Trnka Michael J, Baker Peter R, Robinson Philip J J, Burlingame A L, Chalkley Robert J
Department of Pharmaceutical Chemistry, University of California San Francisco, San Francisco, California 94158;
Mol Cell Proteomics. 2014 Feb;13(2):420-34. doi: 10.1074/mcp.M113.034009. Epub 2013 Dec 12.
Chemical cross-linking mass spectrometry identifies interacting surfaces within a protein assembly through labeling with bifunctional reagents and identifying the covalently modified peptides. These yield distance constraints that provide a powerful means to model the three-dimensional structure of the assembly. Bioinformatic analysis of cross-linked data resulting from large protein assemblies is challenging because each cross-linked product contains two covalently linked peptides, each of which must be correctly identified from a complex matrix of potential confounders. Protein Prospector addresses these issues through a complementary mass modification strategy in which each peptide is searched and identified separately. We demonstrate this strategy with an analysis of RNA polymerase II. False discovery rates (FDRs) are assessed via comparison of cross-linking data to crystal structure, as well as by using a decoy database strategy. Parameters that are most useful for positive identification of cross-linked spectra are explored. We find that fragmentation spectra generally contain more product ions from one of the two peptides constituting the cross-link. Hence, metrics reflecting the quality of the spectral match to the less confident peptide provide the most discriminatory power between correct and incorrect matches. A support vector machine model was built to further improve classification of cross-linked peptide hits. Furthermore, the frequency with which peptides cross-linked via common acylating reagents fragment to produce diagnostic, cross-linker-specific ions is assessed.
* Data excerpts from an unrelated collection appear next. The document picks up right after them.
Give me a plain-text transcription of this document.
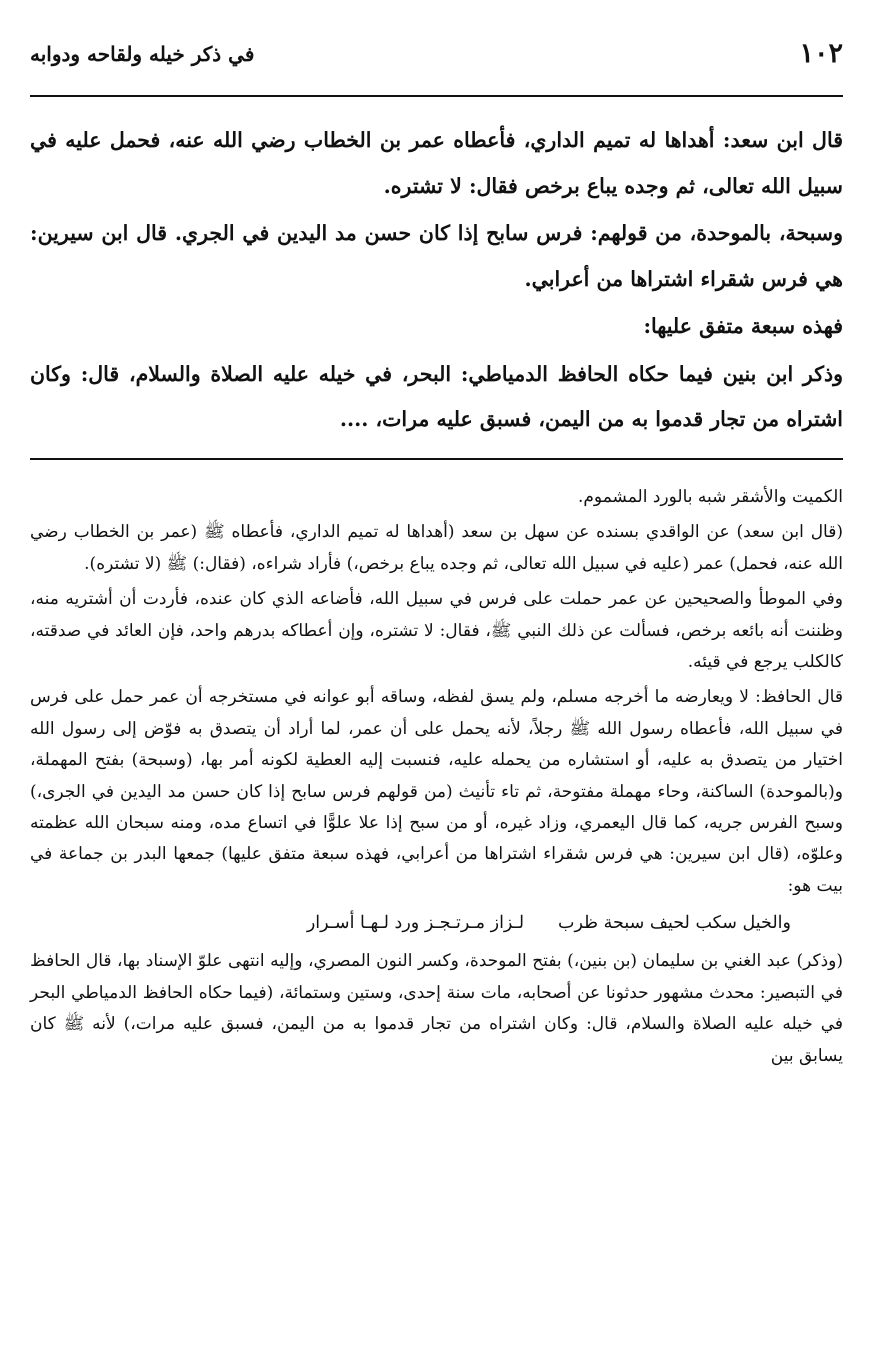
١٠٢
في ذكر خيله ولقاحه ودوابه

قال ابن سعد: أهداها له تميم الداري، فأعطاه عمر بن الخطاب رضي الله عنه، فحمل عليه في سبيل الله تعالى، ثم وجده يباع برخص فقال: لا تشتره.

وسبحة، بالموحدة، من قولهم: فرس سابح إذا كان حسن مد اليدين في الجري. قال ابن سيرين: هي فرس شقراء اشتراها من أعرابي.

فهذه سبعة متفق عليها:

وذكر ابن بنين فيما حكاه الحافظ الدمياطي: البحر، في خيله عليه الصلاة والسلام، قال: وكان اشتراه من تجار قدموا به من اليمن، فسبق عليه مرات، ....

الكميت والأشقر شبه بالورد المشموم.

(قال ابن سعد) عن الواقدي بسنده عن سهل بن سعد (أهداها له تميم الداري، فأعطاه ﷺ (عمر بن الخطاب رضي الله عنه، فحمل) عمر (عليه في سبيل الله تعالى، ثم وجده يباع برخص،) فأراد شراءه، (فقال:) ﷺ (لا تشتره).

وفي الموطأ والصحيحين عن عمر حملت على فرس في سبيل الله، فأضاعه الذي كان عنده، فأردت أن أشتريه منه، وظننت أنه بائعه برخص، فسألت عن ذلك النبي ﷺ، فقال: لا تشتره، وإن أعطاكه بدرهم واحد، فإن العائد في صدقته، كالكلب يرجع في قيئه.

قال الحافظ: لا ويعارضه ما أخرجه مسلم، ولم يسق لفظه، وساقه أبو عوانه في مستخرجه أن عمر حمل على فرس في سبيل الله، فأعطاه رسول الله ﷺ رجلاً، لأنه يحمل على أن عمر، لما أراد أن يتصدق به فوّض إلى رسول الله اختيار من يتصدق به عليه، أو استشاره من يحمله عليه، فنسبت إليه العطية لكونه أمر بها، (وسبحة) بفتح المهملة، و(بالموحدة) الساكنة، وحاء مهملة مفتوحة، ثم تاء تأنيث (من قولهم فرس سابح إذا كان حسن مد اليدين في الجرى،) وسبح الفرس جريه، كما قال اليعمري، وزاد غيره، أو من سبح إذا علا علوًّا في اتساع مده، ومنه سبحان الله عظمته وعلوّه، (قال ابن سيرين: هي فرس شقراء اشتراها من أعرابي، فهذه سبعة متفق عليها) جمعها البدر بن جماعة في بيت هو:

والخيل سكب لحيف سبحة ظرب
لـزاز مـرتـجـز ورد لـهـا أسـرار

(وذكر) عبد الغني بن سليمان (بن بنين،) بفتح الموحدة، وكسر النون المصري، وإليه انتهى علوّ الإسناد بها، قال الحافظ في التبصير: محدث مشهور حدثونا عن أصحابه، مات سنة إحدى، وستين وستمائة، (فيما حكاه الحافظ الدمياطي البحر في خيله عليه الصلاة والسلام، قال: وكان اشتراه من تجار قدموا به من اليمن، فسبق عليه مرات،) لأنه ﷺ كان يسابق بين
The threshold for successful identification of the cross-linked peptide product depends upon the complexity of the sample under investigation. Protein Prospector, by focusing the reliability assessment on the least confident peptide, is better able to control the FDR for results as larger complexes and databases are analyzed. In addition, when FDR thresholds are calculated separately for intraprotein and interprotein results, a further improvement in the number of unique cross-links confidently identified is achieved. These improvements are demonstrated on two previously published cross-linking datasets.
化学交联质谱法通过用双功能试剂标记并鉴定共价修饰的肽段来识别蛋白质组装体中的相互作用表面。这些方法产生距离限制,为构建组装体的三维结构提供了有力手段。对大型蛋白质组装体产生的交联数据进行生物信息学分析具有挑战性,因为每个交联产物都包含两个共价连接的肽段,每个肽段都必须从潜在混杂因素的复杂矩阵中正确识别出来。Protein Prospector通过一种互补的质量修饰策略解决了这些问题,即分别搜索和鉴定每个肽段。我们通过对RNA聚合酶II的分析来展示这种策略。通过将交联数据与晶体结构进行比较,以及使用诱饵数据库策略来评估错误发现率(FDR)。探索了对交联光谱进行阳性鉴定最有用的参数。我们发现,碎裂光谱通常包含来自构成交联的两个肽段中一个肽段的更多产物离子。因此,反映与信心较低的肽段光谱匹配质量的指标在正确匹配和错误匹配之间提供了最大的区分能力。构建了一个支持向量机模型以进一步改进对交联肽命中结果的分类。此外,评估了通过常见酰化试剂交联的肽段产生诊断性、交联剂特异性离子的碎裂频率。成功鉴定交联肽产物的阈值取决于所研究样品的复杂性。通过将可靠性评估集中在信心最低的肽段上,Protein Prospector在分析更大的复合物和数据库时能够更好地控制结果的FDR。此外,当分别计算蛋白质内和蛋白质间结果的FDR阈值时,在可靠鉴定的独特交联数量上实现了进一步的改进。这些改进在两个先前发表的交联数据集上得到了证明。